In the 1940s Eoin Bennet was a schoolboy whose impressive musical talents saw him appointed church organist at the unusually young age of just 13.
Capitalising on that innate aptitude, he went on to attend the Royal Academy of Music and pursue a career in his field of expertise, becoming a principal music teacher and conductor of Perth Youth Orchestra for more than 30 years.
Six decades on from his first post at Chalmers Church, Dundee, his enthusiasm was undimmed and he remained one of Scotland’s longest-serving organists and a hugely respected mentor to untold numbers of young musicians whom he had inspired with his passion for his craft.
That ability to imbue his own sense of brio for his art in others was finally rewarded when he collected the BEM for services to music in 2013, a recognition met with both pride and modesty.
Born in Dundee, David Eoin Fyfe Bennet, known as Eoin, was the son of coach-builder, church organist and town councillor Geo Bennet and his wife Etta.
And while young Eoin was a bright and sporty child, he also showed signs of inheriting his father’s musical skills which were evident from a very early age.
With these recognised and encouraged by his father, he became organist at Chalmers Church, Dundee just before Christmas 1947 and after leaving the city’s Harris Academy he went to the Royal Academy of Music in Glasgow to study the oboe and keyboard.
When he was called up for national service he signed on to serve three years in the Scots Guards, a move that meant he could be a musician in the band, rather than a squaddie, and he subsequently played at various events including the Edinburgh Military Tattoo.
Returning to Dundee, he took up a post at his old secondary school as an assistant music teacher, later moving as principal teacher of music to Rockwell Academy and then Morgan Academy in the same role.
He became music adviser for the council in Perth in 1969, around the same time as he was appointed conductor of Perth Youth Orchestra. By that time he had met and married Nora, with whom he had a son and daughter.
The couple, who initially lived in Broughty Ferry, moved to Scone and for some years Bennet commuted back to St Mary’s Church, Dundee, where he had become organist.
When a vacancy arose at St John’s Kirk in Perth he was appointed Master of Music and organist, playing at countless church services, weddings, funerals and civic occasions for the next 37 years.

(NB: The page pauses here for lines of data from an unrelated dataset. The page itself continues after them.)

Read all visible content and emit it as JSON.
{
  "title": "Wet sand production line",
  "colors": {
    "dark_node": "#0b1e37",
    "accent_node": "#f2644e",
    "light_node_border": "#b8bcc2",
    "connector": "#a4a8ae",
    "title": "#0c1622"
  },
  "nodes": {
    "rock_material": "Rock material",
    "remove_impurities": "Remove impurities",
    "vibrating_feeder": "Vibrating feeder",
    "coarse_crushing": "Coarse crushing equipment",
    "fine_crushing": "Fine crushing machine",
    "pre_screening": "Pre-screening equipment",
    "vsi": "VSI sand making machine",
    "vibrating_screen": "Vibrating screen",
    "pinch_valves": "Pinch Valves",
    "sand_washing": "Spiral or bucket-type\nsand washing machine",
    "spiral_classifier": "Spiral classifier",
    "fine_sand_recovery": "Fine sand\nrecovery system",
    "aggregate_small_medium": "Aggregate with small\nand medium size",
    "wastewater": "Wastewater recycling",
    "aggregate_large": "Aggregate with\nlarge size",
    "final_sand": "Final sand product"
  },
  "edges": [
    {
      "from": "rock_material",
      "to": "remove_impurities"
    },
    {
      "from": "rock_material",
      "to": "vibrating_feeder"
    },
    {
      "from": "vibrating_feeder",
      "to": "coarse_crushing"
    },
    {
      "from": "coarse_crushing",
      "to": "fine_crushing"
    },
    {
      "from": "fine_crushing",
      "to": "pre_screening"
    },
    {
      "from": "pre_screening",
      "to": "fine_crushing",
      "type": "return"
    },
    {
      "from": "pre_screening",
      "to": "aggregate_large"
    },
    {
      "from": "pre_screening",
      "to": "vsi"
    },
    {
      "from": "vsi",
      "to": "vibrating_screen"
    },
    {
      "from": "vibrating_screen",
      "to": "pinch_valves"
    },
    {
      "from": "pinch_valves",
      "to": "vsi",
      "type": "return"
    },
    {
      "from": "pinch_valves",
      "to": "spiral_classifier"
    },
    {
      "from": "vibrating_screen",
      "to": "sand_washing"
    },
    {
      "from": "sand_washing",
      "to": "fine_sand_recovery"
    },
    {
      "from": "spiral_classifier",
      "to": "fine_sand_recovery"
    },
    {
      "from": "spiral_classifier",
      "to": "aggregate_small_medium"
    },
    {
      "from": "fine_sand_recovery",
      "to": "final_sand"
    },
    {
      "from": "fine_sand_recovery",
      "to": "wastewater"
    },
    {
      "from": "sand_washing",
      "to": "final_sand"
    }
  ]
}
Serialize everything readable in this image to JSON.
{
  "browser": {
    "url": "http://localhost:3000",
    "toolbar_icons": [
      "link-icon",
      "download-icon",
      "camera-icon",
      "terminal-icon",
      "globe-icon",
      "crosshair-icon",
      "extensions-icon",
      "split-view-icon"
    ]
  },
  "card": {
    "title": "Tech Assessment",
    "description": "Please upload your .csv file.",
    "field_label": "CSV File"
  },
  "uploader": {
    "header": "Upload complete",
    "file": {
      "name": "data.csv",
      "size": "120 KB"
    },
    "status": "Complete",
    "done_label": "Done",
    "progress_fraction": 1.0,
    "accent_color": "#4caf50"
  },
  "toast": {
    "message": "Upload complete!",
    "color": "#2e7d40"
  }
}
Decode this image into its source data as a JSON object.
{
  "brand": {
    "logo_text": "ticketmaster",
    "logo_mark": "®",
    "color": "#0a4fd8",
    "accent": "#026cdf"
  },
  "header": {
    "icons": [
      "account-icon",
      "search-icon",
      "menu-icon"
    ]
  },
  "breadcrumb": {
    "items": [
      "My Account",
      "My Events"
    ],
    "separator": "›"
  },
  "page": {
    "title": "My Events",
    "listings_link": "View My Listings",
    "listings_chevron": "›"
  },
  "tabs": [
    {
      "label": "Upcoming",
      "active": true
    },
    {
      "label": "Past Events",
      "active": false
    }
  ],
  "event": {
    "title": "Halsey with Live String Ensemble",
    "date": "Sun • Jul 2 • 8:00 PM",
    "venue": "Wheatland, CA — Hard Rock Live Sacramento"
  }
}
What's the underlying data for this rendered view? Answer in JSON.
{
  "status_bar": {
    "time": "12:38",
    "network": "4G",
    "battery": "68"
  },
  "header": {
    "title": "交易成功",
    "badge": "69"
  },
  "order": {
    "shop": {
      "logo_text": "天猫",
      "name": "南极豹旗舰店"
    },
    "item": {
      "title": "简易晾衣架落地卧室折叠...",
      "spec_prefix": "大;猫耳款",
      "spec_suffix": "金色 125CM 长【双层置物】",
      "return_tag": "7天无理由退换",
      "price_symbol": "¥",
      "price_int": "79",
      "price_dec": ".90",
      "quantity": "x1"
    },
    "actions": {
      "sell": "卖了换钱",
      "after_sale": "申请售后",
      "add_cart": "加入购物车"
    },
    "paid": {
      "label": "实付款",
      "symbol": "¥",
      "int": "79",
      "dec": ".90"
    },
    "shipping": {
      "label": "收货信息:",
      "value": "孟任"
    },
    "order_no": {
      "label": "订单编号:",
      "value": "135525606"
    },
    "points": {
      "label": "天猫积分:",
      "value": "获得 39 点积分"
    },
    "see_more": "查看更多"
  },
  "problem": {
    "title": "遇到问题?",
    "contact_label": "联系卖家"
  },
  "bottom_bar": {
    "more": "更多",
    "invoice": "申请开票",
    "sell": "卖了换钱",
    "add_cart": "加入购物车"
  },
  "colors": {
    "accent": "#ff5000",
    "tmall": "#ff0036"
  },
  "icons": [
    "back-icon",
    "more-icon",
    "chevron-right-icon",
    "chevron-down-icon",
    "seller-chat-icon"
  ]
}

He was there through the major rebuilding of the church organ in the 1980s and remained in post up until the closure of the church for refurbishment in 2010.
During his long and distinguished musical career he had performed before the Queen at the Royal Albert Hall, along with his son and grandson, and helped to develop the musical aspirations of generations of youngsters.
In his role as music advisor he helped significantly in making music more accessible and in opening up opportunities for pupils. As a tutor he nurtured the talents of many including Dr Gordon Stewart, an internationally renowned organist and former president of the Incorporated Association of Organists who has been a regular conductor of the BBC’s Songs of Praise.
He also taught Andrew Forbes, currently director of music at Glasgow Cathedral.
He continued to teach even when he was failing physically, sharing his vast musical knowledge, valuable insights and love of his subject with others.
His devotion to his music inevitably left little opportunity for other pursuits but he enjoyed golf, squash and tennis and spending quality time with his family.
He and Nora, whom he had first encountered at St Stephen’s Church, Carnoustie when he was a teenager and she still a schoolgirl, married in 1961 after meeting again at a tennis club.
They lived for the majority of their married life at Colenhaugh, near Perth and she supported him greatly when he was debilitated latterly by the rare and degenerative disease progressive supranuclear palsy.
His final weeks were spent in Perth Royal Infirmary where he remained immersed in his love of music though Classic FM and his beloved organ pieces, enjoyed via the very modern medium of a smart phone.
He is survived by his wife, their children David and Nikki, four grandchildren and his sister Aileen.